Text-recognition model¶
Download text-recognition model and store it in ${PWD}/text-recognition/1
folder.
curl -L --create-dir https://storage.openvinotoolkit.org/repositories/open_model_zoo/2022.1/models_bin/2/text-recognition-0014/FP32/text-recognition-0014.bin -o text-recognition/1/model.bin https://storage.openvinotoolkit.org/repositories/open_model_zoo/2022.1/models_bin/2/text-recognition-0014/FP32/text-recognition-0014.xml -o text-recognition/1/model.xml
chmod -R 755 text-recognition/
text-recognition model will have the following interface:
Input name:
imgs
; shape:[1 1 32 128]
; precision:FP32
, layout:N...
Output name:
logits
; shape:[16 1 37]
; precision:FP32
Building the Custom Node “east_ocr” Library¶
Custom nodes are loaded into OVMS as dynamic library implementing OVMS API from custom_node_interface.h. It can use OpenCV libraries included in OVMS or it could use other thirdparty components.
The custom node east_ocr can be built inside a docker container via the following procedure:
go to the directory with custom node examples src/custom_node
run
make
command:
git clone https://github.com/openvinotoolkit/model_server.git
cd model_server/src/custom_nodes
# replace to 'redhat` if using UBI base image
export BASE_OS=ubuntu
make NODES=east_ocr BASE_OS=${BASE_OS}
cd ../../../
This command will export the compiled library in ./lib
folder. Copy this lib
folder to the same location with text-recognition
and east_icdar2015_resnet_v1_50_rbox
.
mkdir -p OCR/east_fp32 OCR/lib
cp -R model_server/src/custom_nodes/lib/${BASE_OS}/libcustom_node_east_ocr.so OCR/lib/
cp -R text-recognition OCR/text-recognition
cp -R EAST/IR/1 OCR/east_fp32/1
OVMS Configuration File¶
The configuration file for running the OCR demo is stored in config.json Copy this file along with the model files and the custom node library like presented below:
cp model_server/demos/optical_character_recognition/python/config.json OCR
OCR
├── config.json
├── east_fp32
│ └── 1
│ ├── model.bin
│ └── model.xml
├── lib
│ └── libcustom_node_east_ocr.so
└── text-recognition
└── 1
├── model.bin
└── model.xml
NOTE: east_fp32 model created before 2022.1 requires additional parameters in config.json:
layout: {"input_images": "NHWC:NCHW", "feature_fusion/Conv_7/Sigmoid": "NHWC:NCHW", "feature_fusion/concat_3": "NHWC:NCHW"}
Deploying OVMS¶
Deploy OVMS with OCR demo pipeline using the following command:
docker run -p 9000:9000 -d -v ${PWD}/OCR:/OCR openvino/model_server --config_path /OCR/config.json --port 9000
Requesting the Service¶
Enter optical_character_recognition directory
cd model_server/demos/optical_character_recognition/python
Install python dependencies:
pip3 install -r requirements.txt
Now you can create a directory for text images and run the client:
mkdir results
python3 optical_character_recognition.py --grpc_port 9000 --image_input_path demo_images//home/jenkins/agent/workspace/openvino/documentation/sphinx/generate-documentation-2022.3/openvino/build/docs/ovms/demos/optical_character_recognition/python/input.jpg --pipeline_name detect_text_images --text_images_save_path ./results/ --image_layout NHWC
Output: name[confidence_levels]
numpy => shape[(9, 1, 1)] data[float32]
Output: name[texts]
numpy => shape[(9, 16, 1, 37)] data[float32]
performance
gdansk
server
model
openvino
pipeline
2021
intel
rotations
Output: name[text_images]
numpy => shape[(9, 1, 32, 128, 1)] data[float32]

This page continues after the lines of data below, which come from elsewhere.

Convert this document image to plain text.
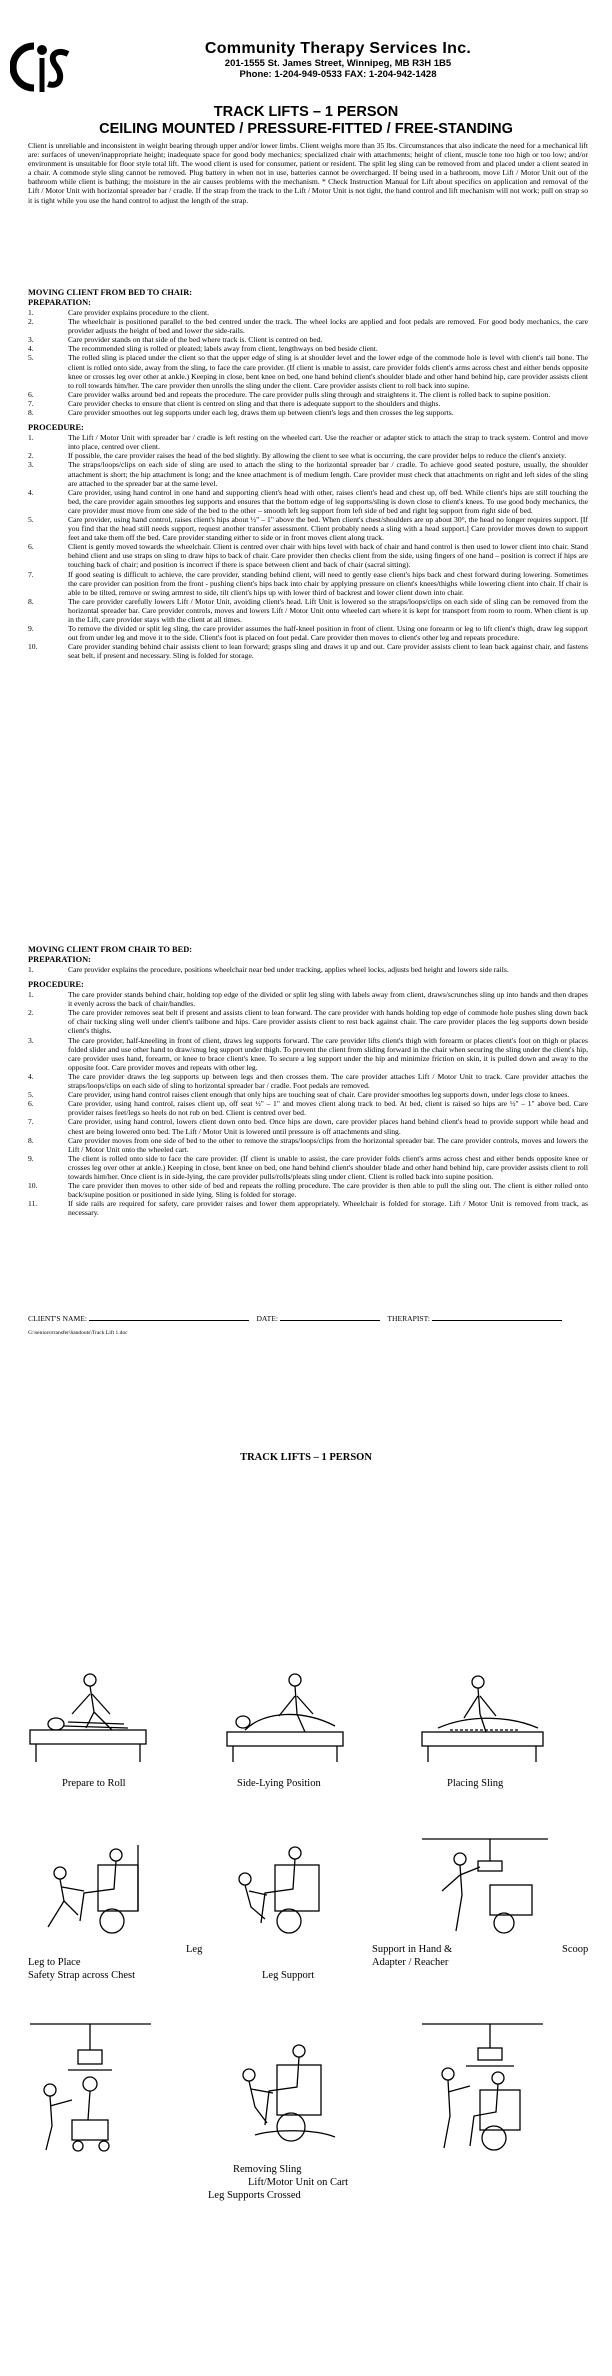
Community Therapy Services Inc.
201-1555 St. James Street, Winnipeg, MB R3H 1B5
Phone: 1-204-949-0533 FAX: 1-204-942-1428
TRACK LIFTS – 1 PERSON
CEILING MOUNTED / PRESSURE-FITTED / FREE-STANDING
Client is unreliable and inconsistent in weight bearing through upper and/or lower limbs. Client weighs more than 35 lbs. Circumstances that also indicate the need for a mechanical lift are: surfaces of uneven/inappropriate height; inadequate space for good body mechanics; specialized chair with attachments; height of client, muscle tone too high or too low; and/or environment is unsuitable for floor style total lift. The wood client is used for consumer, patient or resident. The split leg sling can be removed from and placed under a client seated in a chair. A commode style sling cannot be removed. Plug battery in when not in use, batteries cannot be overcharged. If being used in a bathroom, move Lift / Motor Unit out of the bathroom while client is bathing; the moisture in the air causes problems with the mechanism. * Check Instruction Manual for Lift about specifics on application and removal of the Lift / Motor Unit with horizontal spreader bar / cradle. If the strap from the track to the Lift / Motor Unit is not tight, the hand control and lift mechanism will not work; pull on strap so it is tight while you use the hand control to adjust the length of the strap.
MOVING CLIENT FROM BED TO CHAIR:
PREPARATION:
1.	Care provider explains procedure to the client.
2.	The wheelchair is positioned parallel to the bed centred under the track. The wheel locks are applied and foot pedals are removed. For good body mechanics, the care provider adjusts the height of bed and lower the side-rails.
3.	Care provider stands on that side of the bed where track is. Client is centred on bed.
4.	The recommended sling is rolled or pleated; labels away from client, lengthways on bed beside client.
5.	The rolled sling is placed under the client so that the upper edge of sling is at shoulder level and the lower edge of the commode hole is level with client's tail bone. The client is rolled onto side, away from the sling, to face the care provider. (If client is unable to assist, care provider folds client's arms across chest and either bends opposite knee or crosses leg over other at ankle.) Keeping in close, bent knee on bed, one hand behind client's shoulder blade and other hand behind hip, care provider assists client to roll towards him/her. The care provider then unrolls the sling under the client. Care provider assists client to roll back into supine.
6.	Care provider walks around bed and repeats the procedure. The care provider pulls sling through and straightens it. The client is rolled back to supine position.
7.	Care provider checks to ensure that client is centred on sling and that there is adequate support to the shoulders and thighs.
8.	Care provider smoothes out leg supports under each leg, draws them up between client's legs and then crosses the leg supports.
PROCEDURE:
1.	The Lift / Motor Unit with spreader bar / cradle is left resting on the wheeled cart. Use the reacher or adapter stick to attach the strap to track system. Control and move into place, centred over client.
2.	If possible, the care provider raises the head of the bed slightly. By allowing the client to see what is occurring, the care provider helps to reduce the client's anxiety.
3.	The straps/loops/clips on each side of sling are used to attach the sling to the horizontal spreader bar / cradle. To achieve good seated posture, usually, the shoulder attachment is short; the hip attachment is long; and the knee attachment is of medium length. Care provider must check that attachments on right and left sides of the sling are attached to the spreader bar at the same level.
4.	Care provider, using hand control in one hand and supporting client's head with other, raises client's head and chest up, off bed. While client's hips are still touching the bed, the care provider again smoothes leg supports and ensures that the bottom edge of leg supports/sling is down close to client's knees. To use good body mechanics, the care provider must move from one side of the bed to the other – smooth left leg support from left side of bed and right leg support from right side of bed.
5.	Care provider, using hand control, raises client's hips about ½" – 1" above the bed. When client's chest/shoulders are up about 30°, the head no longer requires support. [If you find that the head still needs support, request another transfer assessment. Client probably needs a sling with a head support.] Care provider moves down to support feet and take them off the bed. Care provider standing either to side or in front moves client along track.
6.	Client is gently moved towards the wheelchair. Client is centred over chair with hips level with back of chair and hand control is then used to lower client into chair. Stand behind client and use straps on sling to draw hips to back of chair. Care provider then checks client from the side, using fingers of one hand – position is correct if hips are touching back of chair; and position is incorrect if there is space between client and back of chair (sacral sitting).
7.	If good seating is difficult to achieve, the care provider, standing behind client, will need to gently ease client's hips back and chest forward during lowering. Sometimes the care provider can position from the front - pushing client's hips back into chair by applying pressure on client's knees/thighs while lowering client into chair. If chair is able to be tilted, remove or swing armrest to side, tilt client's hips up with lower third of backrest and lower client down into chair.
8.	The care provider carefully lowers Lift / Motor Unit, avoiding client's head. Lift Unit is lowered so the straps/loops/clips on each side of sling can be removed from the horizontal spreader bar. Care provider controls, moves and lowers Lift / Motor Unit onto wheeled cart where it is kept for transport from room to room. When client is up in the Lift, care provider stays with the client at all times.
9.	To remove the divided or split leg sling, the care provider assumes the half-kneel position in front of client. Using one forearm or leg to lift client's thigh, draw leg support out from under leg and move it to the side. Client's foot is placed on foot pedal. Care provider then moves to client's other leg and repeats procedure.
10.	Care provider standing behind chair assists client to lean forward; grasps sling and draws it up and out. Care provider assists client to lean back against chair, and fastens seat belt, if present and necessary. Sling is folded for storage.
MOVING CLIENT FROM CHAIR TO BED:
PREPARATION:
1.	Care provider explains the procedure, positions wheelchair near bed under tracking, applies wheel locks, adjusts bed height and lowers side rails.
PROCEDURE:
1.	The care provider stands behind chair, holding top edge of the divided or split leg sling with labels away from client, draws/scrunches sling up into hands and then drapes it evenly across the back of chair/handles.
2.	The care provider removes seat belt if present and assists client to lean forward. The care provider with hands holding top edge of commode hole pushes sling down back of chair tucking sling well under client's tailbone and hips. Care provider assists client to rest back against chair. The care provider places the leg supports down beside client's thighs.
3.	The care provider, half-kneeling in front of client, draws leg supports forward. The care provider lifts client's thigh with forearm or places client's foot on thigh or places folded slider and use other hand to draw/snug leg support under thigh. To prevent the client from sliding forward in the chair when securing the sling under the client's hip, care provider uses hand, forearm, or knee to brace client's knee. To secure a leg support under the hip and minimize friction on skin, it is pulled down and away to the opposite foot. Care provider moves and repeats with other leg.
4.	The care provider draws the leg supports up between legs and then crosses them. The care provider attaches Lift / Motor Unit to track. Care provider attaches the straps/loops/clips on each side of sling to horizontal spreader bar / cradle. Foot pedals are removed.
5.	Care provider, using hand control raises client enough that only hips are touching seat of chair. Care provider smoothes leg supports down, under legs close to knees.
6.	Care provider, using hand control, raises client up, off seat ½" – 1" and moves client along track to bed. At bed, client is raised so hips are ½" – 1" above bed. Care provider raises feet/legs so heels do not rub on bed. Client is centred over bed.
7.	Care provider, using hand control, lowers client down onto bed. Once hips are down, care provider places hand behind client's head to provide support while head and chest are being lowered onto bed. The Lift / Motor Unit is lowered until pressure is off attachments and sling.
8.	Care provider moves from one side of bed to the other to remove the straps/loops/clips from the horizontal spreader bar. The care provider controls, moves and lowers the Lift / Motor Unit onto the wheeled cart.
9.	The client is rolled onto side to face the care provider. (If client is unable to assist, the care provider folds client's arms across chest and either bends opposite knee or crosses leg over other at ankle.) Keeping in close, bent knee on bed, one hand behind client's shoulder blade and other hand behind hip, care provider assists client to roll towards him/her. Once client is in side-lying, the care provider pulls/rolls/pleats sling under client. Client is rolled back into supine position.
10.	The care provider then moves to other side of bed and repeats the rolling procedure. The care provider is then able to pull the sling out. The client is either rolled onto back/supine position or positioned in side lying. Sling is folded for storage.
11.	If side rails are required for safety, care provider raises and lower them appropriately. Wheelchair is folded for storage. Lift / Motor Unit is removed from track, as necessary.
CLIENT'S NAME:	DATE:	THERAPIST:
G:\seniors\transfer\handouts\Track Lift 1.doc
TRACK LIFTS – 1 PERSON
Prepare to Roll	Side-Lying Position	Placing Sling
Leg
Leg to Place
Safety Strap across Chest	Leg Support
Support in Hand &
Adapter / Reacher
Scoop
Removing Sling
Lift/Motor Unit on Cart
Leg Supports Crossed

Output: name[text_coordinates]
numpy => shape[(9, 1, 4)] data[int32]
With additional parameter --text_images_save_path
the client script saves all detected text images to jpeg files into directory path to confirm if the image was analyzed correctly.
Below is the exemplary input image.
The custom node generates the following text images retrieved from the original input to CRNN model:
Accurracy¶
Please note that it is possible to swap the models included in DAG with your own to adjust pipeline accuracy for various scenarios and datasets.